In the figure below, what is the value ($$kOmega$$) of R needed to make $$i_1=1.25"mA"$$?

 

We first want to simplify the circuit to find the equivalent resistance ($R_{eq}$).

Resistors in series add together, so we can add the two 4k$\Omega$ resistors together.

$R_{eq1}=4k\Omega +4k\Omega =8k\Omega$

Next, we want to get an expression for the combined parallel resistance of $R_{eq1}$ and $R$. We can use the equation for finding the equivalent resistance of two resistors in parallel to do so:

$$\begin{gathered} R_{eq}=\frac{R_1{R}_2}{R_1+R_2} \\ {R}_{eq2}=\frac{\left(R\right)\left(8k\Omega \right)}{R+8k\Omega } \end{gathered}$$

Finally, we add this to the 4k$\Omega$ resistor in series to find the equivalent resistance of the circuit.
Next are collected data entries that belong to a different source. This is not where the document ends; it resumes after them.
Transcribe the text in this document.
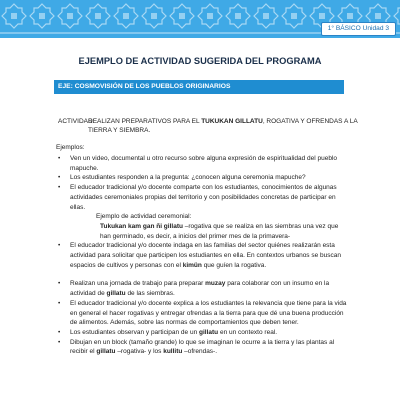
1° BÁSICO Unidad 3
EJEMPLO DE ACTIVIDAD SUGERIDA DEL PROGRAMA
EJE: COSMOVISIÓN DE LOS PUEBLOS ORIGINARIOS
ACTIVIDAD:
REALIZAN PREPARATIVOS PARA EL TUKUKAN GILLATU, ROGATIVA Y OFRENDAS A LA TIERRA Y SIEMBRA.
Ejemplos:
• Ven un video, documental u otro recurso sobre alguna expresión de espiritualidad del pueblo mapuche.
• Los estudiantes responden a la pregunta: ¿conocen alguna ceremonia mapuche?
• El educador tradicional y/o docente comparte con los estudiantes, conocimientos de algunas actividades ceremoniales propias del territorio y con posibilidades concretas de participar en ellas.
Ejemplo de actividad ceremonial:
Tukukan kam gan ñi gillatu –rogativa que se realiza en las siembras una vez que han germinado, es decir, a inicios del primer mes de la primavera-
• El educador tradicional y/o docente indaga en las familias del sector quiénes realizarán esta actividad para solicitar que participen los estudiantes en ella. En contextos urbanos se buscan espacios de cultivos y personas con el kimün que guíen la rogativa.
• Realizan una jornada de trabajo para preparar muzay para colaborar con un insumo en la actividad de gillatu de las siembras.
• El educador tradicional y/o docente explica a los estudiantes la relevancia que tiene para la vida en general el hacer rogativas y entregar ofrendas a la tierra para que dé una buena producción de alimentos. Además, sobre las normas de comportamientos que deben tener.
• Los estudiantes observan y participan de un gillatu en un contexto real.
• Dibujan en un block (tamaño grande) lo que se imaginan le ocurre a la tierra y las plantas al recibir el gillatu –rogativa- y los kullitu –ofrendas-.
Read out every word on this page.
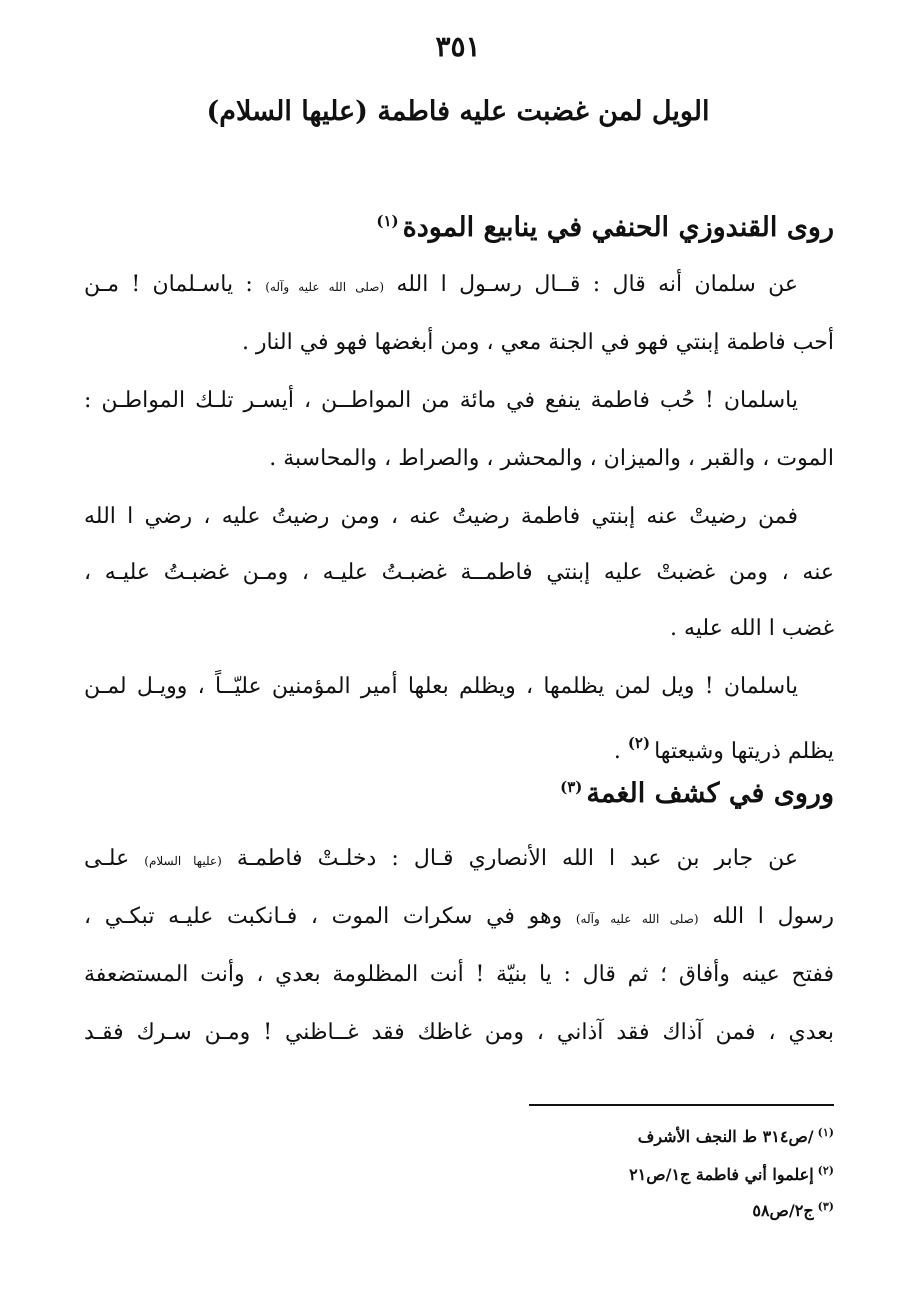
٣٥١
الويل لمن غضبت عليه فاطمة (عليها السلام)
روى القندوزي الحنفي في ينابيع المودة$^{(١)}$
عن سلمان أنه قال : قــال رسـول ا الله (صلى الله عليه وآله) : ياسـلمان ! مـن
أحب فاطمة إبنتي فهو في الجنة معي ، ومن أبغضها فهو في النار .
ياسلمان ! حُب فاطمة ينفع في مائة من المواطــن ، أيسـر تلـك المواطـن :
الموت ، والقبر ، والميزان ، والمحشر ، والصراط ، والمحاسبة .
فمن رضيتْ عنه إبنتي فاطمة رضيتُ عنه ، ومن رضيتُ عليه ، رضي ا الله
عنه ، ومن غضبتْ عليه إبنتي فاطمــة غضبـتُ عليـه ، ومـن غضبـتُ عليـه ،
غضب ا الله عليه .
ياسلمان ! ويل لمن يظلمها ، ويظلم بعلها أمير المؤمنين عليّــاً ، وويـل لمـن
يظلم ذريتها وشيعتها$^{(٢)}$ .
وروى في كشف الغمة$^{(٣)}$
عن جابر بن عبد ا الله الأنصاري قـال : دخلـتْ فاطمـة (عليها السلام) علـى
رسول ا الله (صلى الله عليه وآله) وهو في سكرات الموت ، فـانكبت عليـه تبكـي ،
ففتح عينه وأفاق ؛ ثم قال : يا بنيّة ! أنت المظلومة بعدي ، وأنت المستضعفة
بعدي ، فمن آذاك فقد آذاني ، ومن غاظك فقد غــاظني ! ومـن سـرك فقـد
$^{(١)}$/ص٣١٤ ط النجف الأشرف
$^{(٢)}$إعلموا أني فاطمة ج١/ص٢١
$^{(٣)}$ج٢/ص٥٨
$$\begin{gathered} R_{eq}=4k\Omega +R_{eq2} \\ {R}_{eq}=4k\Omega +\frac{\left(R\right)\left(8k\Omega \right)}{R+8k\Omega } \\ {R}_{eq}=\frac{\left(4k\Omega \right)\left(R\right)+\left(32000k\Omega \right)}{R+8k\Omega }+\frac{\left(R\right)\left(8k\Omega \right)}{R+8k\Omega } \\ {R}_{eq}=\frac{\left(12k\Omega \right)\left(R\right)+\left(32000k\Omega \right)}{R+8k\Omega } \end{gathered}$$

Now that we have the equivalent resistance, we use Ohm's law to solve for R:

$$\begin{gathered} V = IR \\ 10V= 1.25mA *\left(\frac{\left(12k\Omega \right)\left(R\right)+\left(32000k\Omega \right)}{R+8k\Omega }\right) \\ 8000 = \frac{\left(12k\right)\left(R\right)+32000k}{R+8k} \\ 8kR + 64000k = 12kR + 32000k \\ 4kR = 32000k \\ R = 8k\Omega \end{gathered}$$

Therefore, R must be equal to 8k$\Omega$.